Urfa 2 No’lu T Tipi kapalı Hapishanesi’nde hak gaspları ve psikolojik baskılar her geçen gün artıyor. En temel ihtiyaçlar karşılanmıyor. 2 No’lu T Tipi Kapalı Hapishanesi’nde bulunan kadın siyasi tutsaklar hapishane yönetimi tarafından uygulanan baskı ve hak gasplarını anlattılar
En temel insani ihtiyaç olan su ihtiyacının 1 haftayı aşkın süredir karşılanmadığını, gün içerisinde dört veya beş dakika, verilen suyun da kirli olduğunu belirten kadın tutsaklar; 10 kişilik koğuşta 28 yetişkin ve 3 çocuk ile kaldıklarını dile getirdi. İçlerinde 1 yaşında astım hastası bir bebeğin bulunduğu koğuşta kalabalığa rağmen koğuşun ve kişisel temizliğin karşılanabileceği miktarda su verilmiyor.
Gün boyu süren su kesintisi hakkında bilgi edinmek isteyen tutsaklara ise hiçbir bilgi verilmiyor.
Geçtiğimiz haftalarda kirli su yüzünden zehirli, kanamalı ishal vakalarının yaşandığını ve yeterli müdahalenin yapılmadığını aktaran tutsaklar; artık hiç su verilmediğinden muhtemelen bulaşıcı hastalıkların her an çocuk ve tüm koğuşta görülebileceğini, ayrıca koğuşlarda çeşitli hastalıkları olan tutsakların da bulunduğunu ve yazında su verilmemesinin büyük bir insan hakkı gaspı olduğuna vurgu yapıldı.
Tutsaklar su sıkıntısının yanı sıra ilaç sıkıntısının da yaşandığına dikkat çekerek, revire düzenli çıkarılmadıklarını, çıkarıldıkların da ise kota uygulandığını belirtti. Ayrıca daha önce olmayan bir uygulama olarak ilaç karşılığında kişilerin imzasının istendiğini, bu uygulamayı kabul etmedikleri için 1 aydır ilaç alamadıklarını aktardı.

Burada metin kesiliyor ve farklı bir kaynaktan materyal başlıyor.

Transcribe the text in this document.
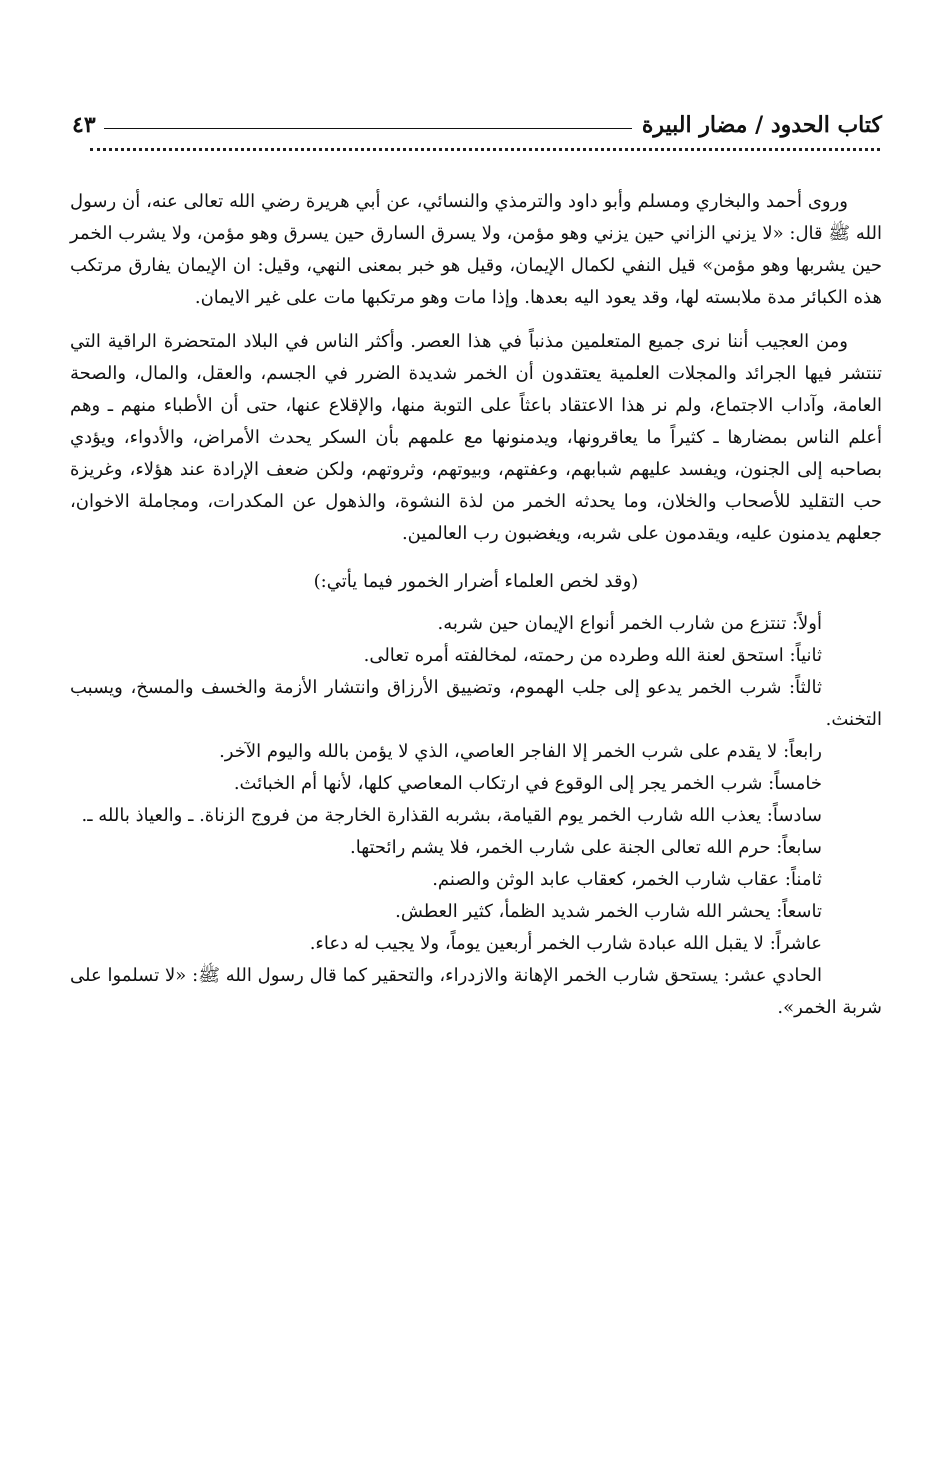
كتاب الحدود / مضار البيرة
٤٣

وروى أحمد والبخاري ومسلم وأبو داود والترمذي والنسائي، عن أبي هريرة رضي الله تعالى عنه، أن رسول الله ﷺ قال: «لا يزني الزاني حين يزني وهو مؤمن، ولا يسرق السارق حين يسرق وهو مؤمن، ولا يشرب الخمر حين يشربها وهو مؤمن» قيل النفي لكمال الإيمان، وقيل هو خبر بمعنى النهي، وقيل: ان الإيمان يفارق مرتكب هذه الكبائر مدة ملابسته لها، وقد يعود اليه بعدها. وإذا مات وهو مرتكبها مات على غير الايمان.

ومن العجيب أننا نرى جميع المتعلمين مذنباً في هذا العصر. وأكثر الناس في البلاد المتحضرة الراقية التي تنتشر فيها الجرائد والمجلات العلمية يعتقدون أن الخمر شديدة الضرر في الجسم، والعقل، والمال، والصحة العامة، وآداب الاجتماع، ولم نر هذا الاعتقاد باعثاً على التوبة منها، والإقلاع عنها، حتى أن الأطباء منهم ـ وهم أعلم الناس بمضارها ـ كثيراً ما يعاقرونها، ويدمنونها مع علمهم بأن السكر يحدث الأمراض، والأدواء، ويؤدي بصاحبه إلى الجنون، ويفسد عليهم شبابهم، وعفتهم، وبيوتهم، وثروتهم، ولكن ضعف الإرادة عند هؤلاء، وغريزة حب التقليد للأصحاب والخلان، وما يحدثه الخمر من لذة النشوة، والذهول عن المكدرات، ومجاملة الاخوان، جعلهم يدمنون عليه، ويقدمون على شربه، ويغضبون رب العالمين.

(وقد لخص العلماء أضرار الخمور فيما يأتي:)

أولاً: تنتزع من شارب الخمر أنواع الإيمان حين شربه.

ثانياً: استحق لعنة الله وطرده من رحمته، لمخالفته أمره تعالى.

ثالثاً: شرب الخمر يدعو إلى جلب الهموم، وتضييق الأرزاق وانتشار الأزمة والخسف والمسخ، ويسبب التخنث.

رابعاً: لا يقدم على شرب الخمر إلا الفاجر العاصي، الذي لا يؤمن بالله واليوم الآخر.

خامساً: شرب الخمر يجر إلى الوقوع في ارتكاب المعاصي كلها، لأنها أم الخبائث.

سادساً: يعذب الله شارب الخمر يوم القيامة، بشربه القذارة الخارجة من فروج الزناة. ـ والعياذ بالله ـ.

سابعاً: حرم الله تعالى الجنة على شارب الخمر، فلا يشم رائحتها.

ثامناً: عقاب شارب الخمر، كعقاب عابد الوثن والصنم.

تاسعاً: يحشر الله شارب الخمر شديد الظمأ، كثير العطش.

عاشراً: لا يقبل الله عبادة شارب الخمر أربعين يوماً، ولا يجيب له دعاء.

الحادي عشر: يستحق شارب الخمر الإهانة والازدراء، والتحقير كما قال رسول الله ﷺ: «لا تسلموا على شربة الخمر».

Tutsaklara eski son kullanım tarihi geçmiş aşı kullanıldı
Düzenli ilaç kullananların ve çocukların bulunduğu koğuşta sularında verilmemesi sağlık sorunlarını boyutlandırıyor.
Geçtiğimiz günlerde hapishane yönetiminin devlet ödeneği olarak aşı alımı için verilen 15 milyar TL’yi aşı alımı için kullanılmadığını, eski ve tarihi geçmiş aşıların tutuklu ve hükümlülere kullandığı ortaya çıktı.
Bunun üzerine yönetim hapishane doktorunu hedef alarak tutsaklar tarafından şikâyet edilmesi için gardiyanlar aracılığıyla baskı uygulamaya başladı.
24 saat, havalandırma ve koğuş içerisinde bulunan kameralarla izleme yapıldığını aktaran tutsaklar bu uygulamanın özellikle kadın tutsaklar üzerinde işkence aracı olarak kullandıklarını dile getirdi.
Ayrıca geçtiğimiz günlerde haberleştirilen tutsaklara verilen cezaların uygulama biçimi de hak gasplarından bir tanesi.
Ceza infaz müdürü tarafından, keyfi ve ağırlık derecelerine göre işleme konularak ve ailelere yalan yanlış bilgilere verilerek tamamen hukuka aykırı biçimde tutsakların hakları gasp ediliyor.